Sui social media, i residenti di Ufa hanno testimoniato di aver sentito esplosioni e visto droni prima che la raffineria prendesse fuoco. Le autorità regionali hanno prontamente dichiarato un’allerta per la minaccia dei droni, portando alla sospensione delle operazioni all’aeroporto di Ufa e all’interruzione dei servizi internet mobile in tutta la città.
A Mosca, la risposta del Ministero della Difesa russo è stata affidata ai numeri. L’agenzia Tass ha riportato che nella notte i sistemi di difesa aerea russi hanno intercettato e distrutto “80 velivoli senza pilota di tipo aeronautico ucraini”, distribuiti in diverse regioni, dal Mar d’Azov alla regione di Bryansk, fino a quella di Rostov.

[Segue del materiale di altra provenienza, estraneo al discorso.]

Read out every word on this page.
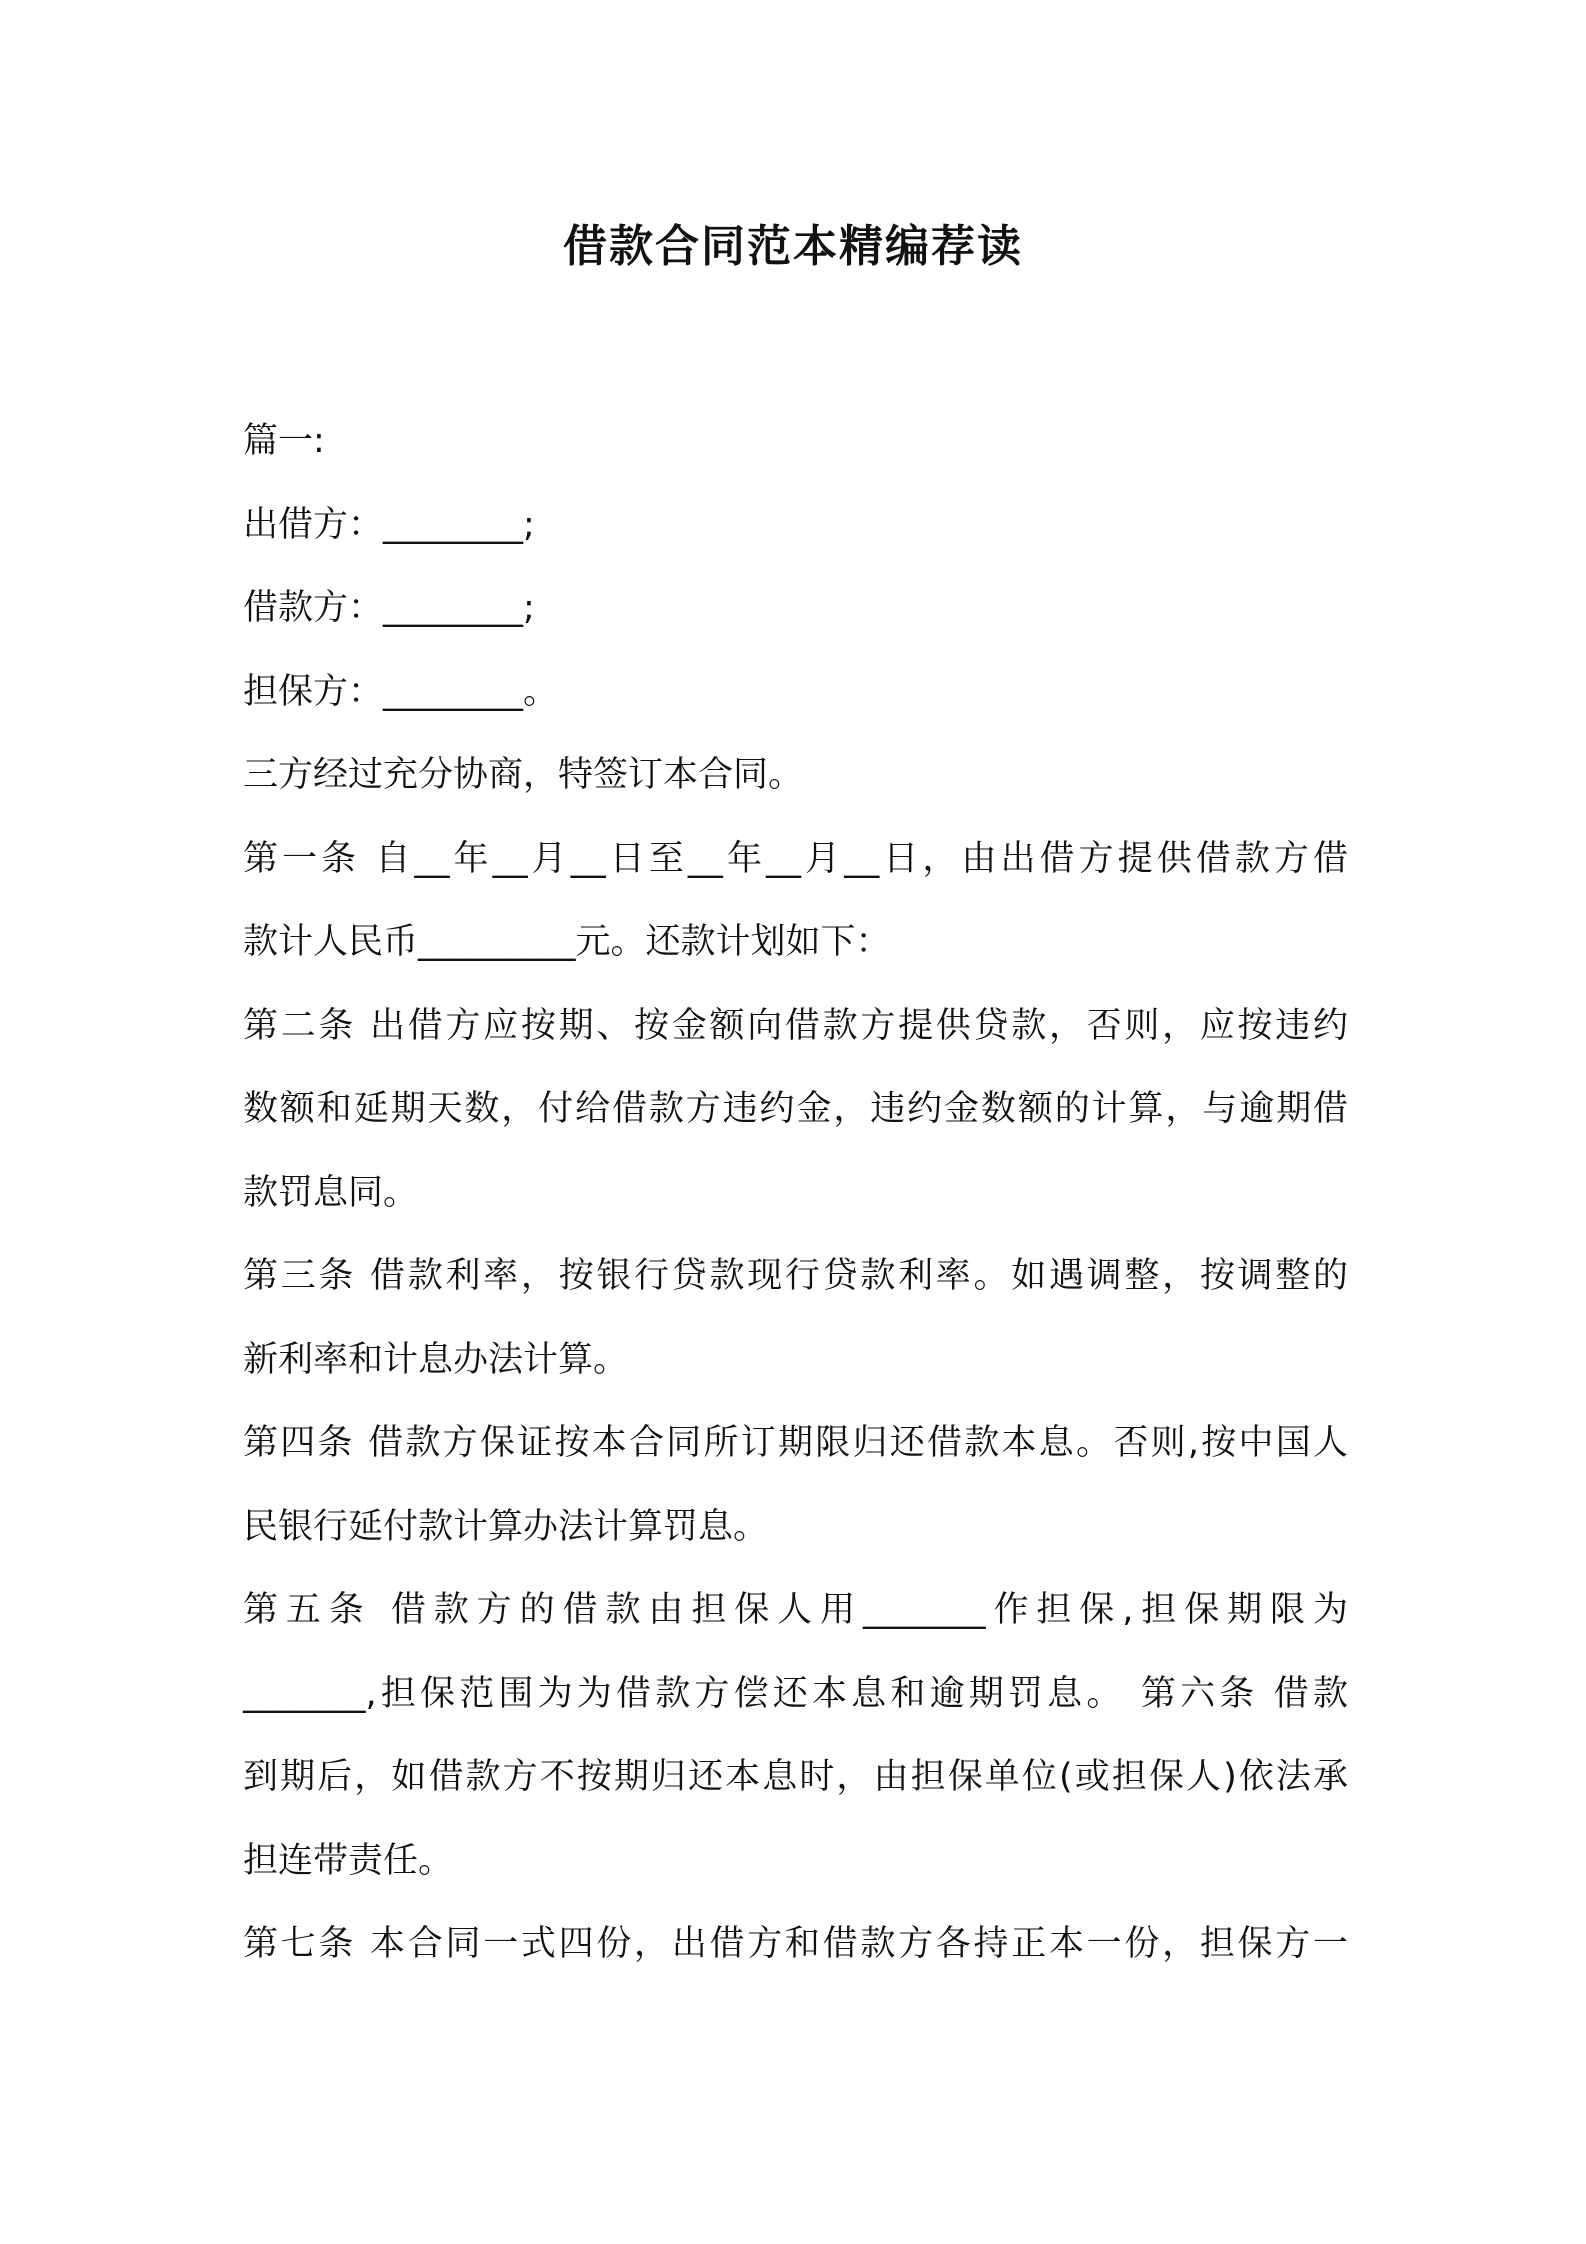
借款合同范本精编荐读
篇一:
出借方：________;
借款方：________;
担保方：________。
三方经过充分协商，特签订本合同。
第一条 自__年__月__日至__年__月__日，由出借方提供借款方借
款计人民币_________元。还款计划如下：
第二条 出借方应按期、按金额向借款方提供贷款，否则，应按违约
数额和延期天数，付给借款方违约金，违约金数额的计算，与逾期借
款罚息同。
第三条 借款利率，按银行贷款现行贷款利率。如遇调整，按调整的
新利率和计息办法计算。
第四条 借款方保证按本合同所订期限归还借款本息。否则,按中国人
民银行延付款计算办法计算罚息。
第五条 借款方的借款由担保人用_______作担保,担保期限为
_______,担保范围为为借款方偿还本息和逾期罚息。 第六条 借款
到期后，如借款方不按期归还本息时，由担保单位(或担保人)依法承
担连带责任。
第七条 本合同一式四份，出借方和借款方各持正本一份，担保方一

L’Ucraina, leader mondiale della tecnologia dei droni
Parallelamente agli eventi sul campo, a Kiev, l’inviato statunitense Keith Kellogg ha fatto una dichiarazione che non è passata inosservata: “L’Ucraina sembra ora essere leader mondiale nella tecnologia della difesa. È, di per sé, un argomento piuttosto valido per renderla membro dell’Unione Europea“. Kellogg, inviato speciale di Donald Trump per l’Ucraina e uno dei suoi principali collaboratori per la negoziazione di un accordo di pace, ha sottolineato che gli Stati Uniti sono “molto indietro” in questo settore.
L’affermazione trova riscontro nei progressi compiuti da Kiev, che dall’inizio dell’invasione russa ha ampliato la produzione di droni per aria, terra e mare, con l’obiettivo di produrne 30.000 a lungo raggio nel 2025. Un’industria in piena espansione che ha attirato l’interesse degli Stati Uniti, tanto che il presidente Volodymyr Zelensky ha annunciato un potenziale contratto di vendita agli USA del valore di 10-30 miliardi di dollari. L’Ucraina ha anche siglato un accordo di coproduzione con l’azienda statunitense Swift Beat.
La Russia dipende dalla Cina e perde la guerra
Sempre dalla conferenza di Yalta, Kellogg ha offerto una prospettiva critica sulle dinamiche del conflitto. Sebbene la Russia stia ottenendo modesti guadagni territoriali nell’Ucraina orientale, il generale in pensione ha ribadito che Mosca è “ben lontana dalla vittoria sul campo di battaglia”. “La Russia, di fatto, sta perdendo questa guerra“, ha dichiarato Kellogg, pur riconoscendo i progressi a Donetsk e nel Donbass, ma definendoli “avanzamenti a metri, non a miglia”, che hanno un “costo che stanno pagando è enorme”.
Un’altra vulnerabilità cruciale evidenziata da Kellogg è la dipendenza di Mosca dalla Cina. Descrivendo la Russia come il “partner minore” di questa alleanza, l’inviato americano ha affermato che “se la Cina interrompesse oggi il suo sostegno alla Russia, la guerra sarebbe finita domani”.
Le sanzioni internazionali si stringono
In questo quadro, anche il fronte diplomatico si muove. Il Dipartimento del Commercio degli Stati Uniti ha imposto un divieto quasi totale di esportazione verso una trentina di aziende – cinesi, turche, degli Emirati Arabi Uniti, indiane, singaporiane e taiwanesi – accusate di aiutare la Russia ad aggirare le sanzioni. Il Dipartimento ha dichiarato che queste entità hanno fornito beni al settore militare-industriale russo, agendo “in contrasto con la sicurezza nazionale o gli interessi di politica estera degli Stati Uniti“.
Andrii Yermak, capo dell’ufficio del presidente ucraino, ha ringraziato gli USA per questo “altro passo importante per smantellare la capacità del Cremlino di sostenere la sua macchina da guerra“.
Dalla Polonia, inoltre, è arrivato il pieno sostegno alle iniziative del presidente statunitense Donald Trump per imporre nuove sanzioni, in particolare l’esortazione a tutti i paesi della NATO di interrompere gli acquisti di petrolio russo. Il ministro della Difesa polacco, Wladyslaw Kosiniak-Kamysz, ha confermato la posizione del suo paese, ribadendo: “Siamo inequivocabili sugli acquisti dalla Federazione Russa: diciamo categoricamente ‘no’ a tali importazioni”.